Another terror attack shook Turkey late on June 28 at a time when the country launched a multiway diplomatic attack to mend its broken ties with both Israel and Russia following major disputes.

At least 28 people were killed, according to Istanbul Gov. Vasip Şahin, in the attack on Istanbul Atatürk International Airport, the biggest in the country, carried out by three militants.


Only less than a day before the attack, Turkey and Israel inked a deal to normalize ties after six years of strained relations following the halt after Israeli commandoes killed 10 Turkish pro-Palestinian activists on the Mavi Marmara aid flotilla in May 2010, as activists tried to breach Israel’s Gaza blockade. Officials from both countries bluntly said both sides would benefit from the deal.

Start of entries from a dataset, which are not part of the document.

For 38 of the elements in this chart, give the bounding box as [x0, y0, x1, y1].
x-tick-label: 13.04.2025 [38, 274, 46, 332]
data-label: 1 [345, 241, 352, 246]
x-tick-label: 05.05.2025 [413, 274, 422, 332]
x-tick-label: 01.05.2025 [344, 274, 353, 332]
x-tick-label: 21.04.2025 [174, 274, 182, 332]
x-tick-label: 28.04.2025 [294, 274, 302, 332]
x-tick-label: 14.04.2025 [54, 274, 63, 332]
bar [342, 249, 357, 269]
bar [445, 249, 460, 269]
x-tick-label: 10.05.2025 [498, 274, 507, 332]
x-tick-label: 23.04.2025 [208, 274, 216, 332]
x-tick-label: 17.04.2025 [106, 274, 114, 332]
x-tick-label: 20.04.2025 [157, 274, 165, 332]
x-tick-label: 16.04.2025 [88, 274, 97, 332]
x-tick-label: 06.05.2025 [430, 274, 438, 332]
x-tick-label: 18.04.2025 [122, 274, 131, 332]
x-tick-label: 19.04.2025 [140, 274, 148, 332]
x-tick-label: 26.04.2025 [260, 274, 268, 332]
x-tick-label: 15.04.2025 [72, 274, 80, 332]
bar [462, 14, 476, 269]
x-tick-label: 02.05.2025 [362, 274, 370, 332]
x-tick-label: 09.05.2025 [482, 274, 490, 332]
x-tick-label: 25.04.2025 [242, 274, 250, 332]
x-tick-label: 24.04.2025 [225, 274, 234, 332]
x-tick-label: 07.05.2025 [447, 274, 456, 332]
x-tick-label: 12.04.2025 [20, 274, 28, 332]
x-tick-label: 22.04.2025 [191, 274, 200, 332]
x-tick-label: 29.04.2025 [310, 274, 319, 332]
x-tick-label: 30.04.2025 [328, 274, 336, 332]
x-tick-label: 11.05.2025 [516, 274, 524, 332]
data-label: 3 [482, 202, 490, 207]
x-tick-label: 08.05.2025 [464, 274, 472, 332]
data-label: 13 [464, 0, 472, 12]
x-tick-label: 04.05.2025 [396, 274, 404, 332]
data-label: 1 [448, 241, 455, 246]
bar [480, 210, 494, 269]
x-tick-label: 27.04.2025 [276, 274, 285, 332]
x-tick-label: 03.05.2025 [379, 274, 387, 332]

President Recep Tayyip Erdoğan sent a letter to his Russian counterpart, Vladimir Putin, on June 27 to express his deep sorrow over the downing of a Russian warplane last year for violating the Turkish airspace during operations in Syria. Russia responded positively to the efforts. Tour operators from both countries hailed the contact, which tends to improve.

Still, just one day before the attack Prime Minister Binali Yıldırım announced that the country voiced readiness for normalizations of ties with Egypt which deteriorated after the military coup staged by Egyptian President Abdel Fattah el-Sisi in July 2013, as Turkey reacted to the ousting of Mohamad Morsi with strongly-worded statements from Erdoğan, who was prime minister at the time.

Analysts have already started to compare the airport attack with several ones in the past year, including the deadliest one in the country’s history, the Ankara bombing carried out by Islamic State of Iraq and the Levant (ISIL) militants on Oct. 10, 2015.

The timing of the June 28 bombing does not only overlap with Ankara’s diplomatic campaign to mend ties with the region’s other powers, but also some other major moves against the jihadist ISIL, which is also threatening the country’s borders.

A total of 36 suspects in the deadly ISIL bomb attack in the capital Ankara last year are facing up to 11,750 years of jail time, according to the indictment finalized by the Ankara Public Prosecutor’s Office on June 28.

The indictment listed ISIL militant Yunus Emre Alagöz and an unnamed Syrian militant as the suicide bombers who committed the attack. Alagöz’s brother, Abdurrahman Alagöz, committed an attack in Suruç in the southeast on July 20, 2015, killing 33 young activists.

Besides, Turkey changed its military rules of engagement to allow NATO allies to carry out more patrol flights along its border with northern Syria against ISIL, Reuters quoted a Turkish official as saying on June 28.

Analyst did not rule out the possibility that such a large attack could also be carried out by the Kurdistan Workers’ Party (PKK), citing the recent military campaign against the outlawed group in several provinces in the southeast.

Regardless of the identity or goals of the terrorist group behind the airport attack, it leaves no room for doubt that the bombing targets peace efforts by Ankara if it is not a response to it.